10      The Town contends that it put forth sufficient evidence to justify a trial based on the affidavits of two town board members, which averred that the board was consistently opposed to the annexation, that it intended to institute an action before the statutory limitations period ran, that it had set August 13, 2003, as the date on which the board was to vote on whether to file a lawsuit, and that the affiants were certain they had formally authorized the litigation at some point.  The Town also relied on deposition testimony of the board members, in which they indicated their belief that they had taken a formal vote on the issue at some point.

11      We disagree with the Town’s position.  The proffered evidence indicates that the Town intended to have a vote and that August 13 was the only date on which such action could have been taken.  At best, this evidence proves that a meeting could have occurred on August 13 at which the board took formal action to authorize the lawsuit.  The Town cannot survive a motion for summary judgment merely by offering evidence that the board members had “reason to believe” that they had formally taken action.  Moreover, we cannot credit the board members’ mere assertion, unsupported by any documentation, that such a vote took place.  Cf. Wis. Stat. § 60.33(2) (clerk responsible for attending meetings and keeping a full record of proceedings); Walsh v. State, 180 Wis. 356, 358, 192 N.W. 1004 (1923) (circuit court in error for allowing clerk to give oral testimony about whether board had granted liquor license when clerk had duty to record proceedings, no documentation existed, and absence of such documentation had not been accounted for); Chippewa Bridge Co., 122 Wis. at 103 (“[I]t is doubtful whether evidence from several interested persons should be held sufficient” to rebut the presumption that the absence of a record indicates a lack of proceedings.).

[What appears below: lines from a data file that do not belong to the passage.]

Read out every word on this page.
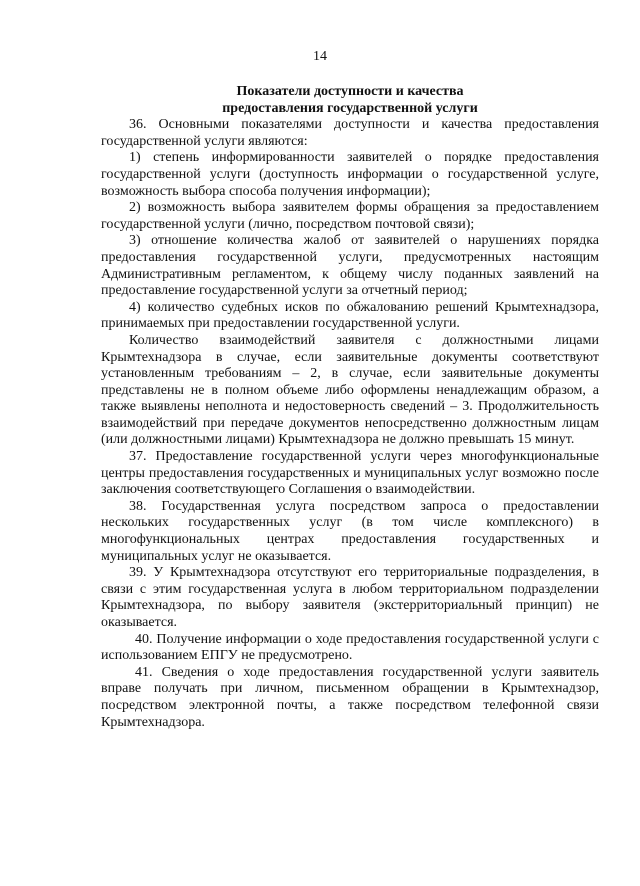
14

Показатели доступности и качества

предоставления государственной услуги

36. Основными показателями доступности и качества предоставления государственной услуги являются:

1) степень информированности заявителей о порядке предоставления государственной услуги (доступность информации о государственной услуге, возможность выбора способа получения информации);

2) возможность выбора заявителем формы обращения за предоставлением государственной услуги (лично, посредством почтовой связи);

3) отношение количества жалоб от заявителей о нарушениях порядка предоставления государственной услуги, предусмотренных настоящим Административным регламентом, к общему числу поданных заявлений на предоставление государственной услуги за отчетный период;

4) количество судебных исков по обжалованию решений Крымтехнадзора, принимаемых при предоставлении государственной услуги.

Количество взаимодействий заявителя с должностными лицами Крымтехнадзора в случае, если заявительные документы соответствуют установленным требованиям – 2, в случае, если заявительные документы представлены не в полном объеме либо оформлены ненадлежащим образом, а также выявлены неполнота и недостоверность сведений – 3. Продолжительность взаимодействий при передаче документов непосредственно должностным лицам (или должностными лицами) Крымтехнадзора не должно превышать 15 минут.

37. Предоставление государственной услуги через многофункциональные центры предоставления государственных и муниципальных услуг возможно после заключения соответствующего Соглашения о взаимодействии.

38. Государственная услуга посредством запроса о предоставлении нескольких государственных услуг (в том числе комплексного) в многофункциональных центрах предоставления государственных и муниципальных услуг не оказывается.

39. У Крымтехнадзора отсутствуют его территориальные подразделения, в связи с этим государственная услуга в любом территориальном подразделении Крымтехнадзора, по выбору заявителя (экстерриториальный принцип) не оказывается.

40. Получение информации о ходе предоставления государственной услуги с использованием ЕПГУ не предусмотрено.

41. Сведения о ходе предоставления государственной услуги заявитель вправе получать при личном, письменном обращении в Крымтехнадзор, посредством электронной почты, а также посредством телефонной связи Крымтехнадзора.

12      No record exists that the town board ever took action to authorize this lawsuit.  The Town has offered no competent evidence that such a meeting did in fact occur.  We affirm.

            By the Court.—Judgment affirmed.

            Not recommended for publication in the official reports.

 


 

 



[1]  All references to the Wisconsin Statutes are to the 2003-04 version unless otherwise noted.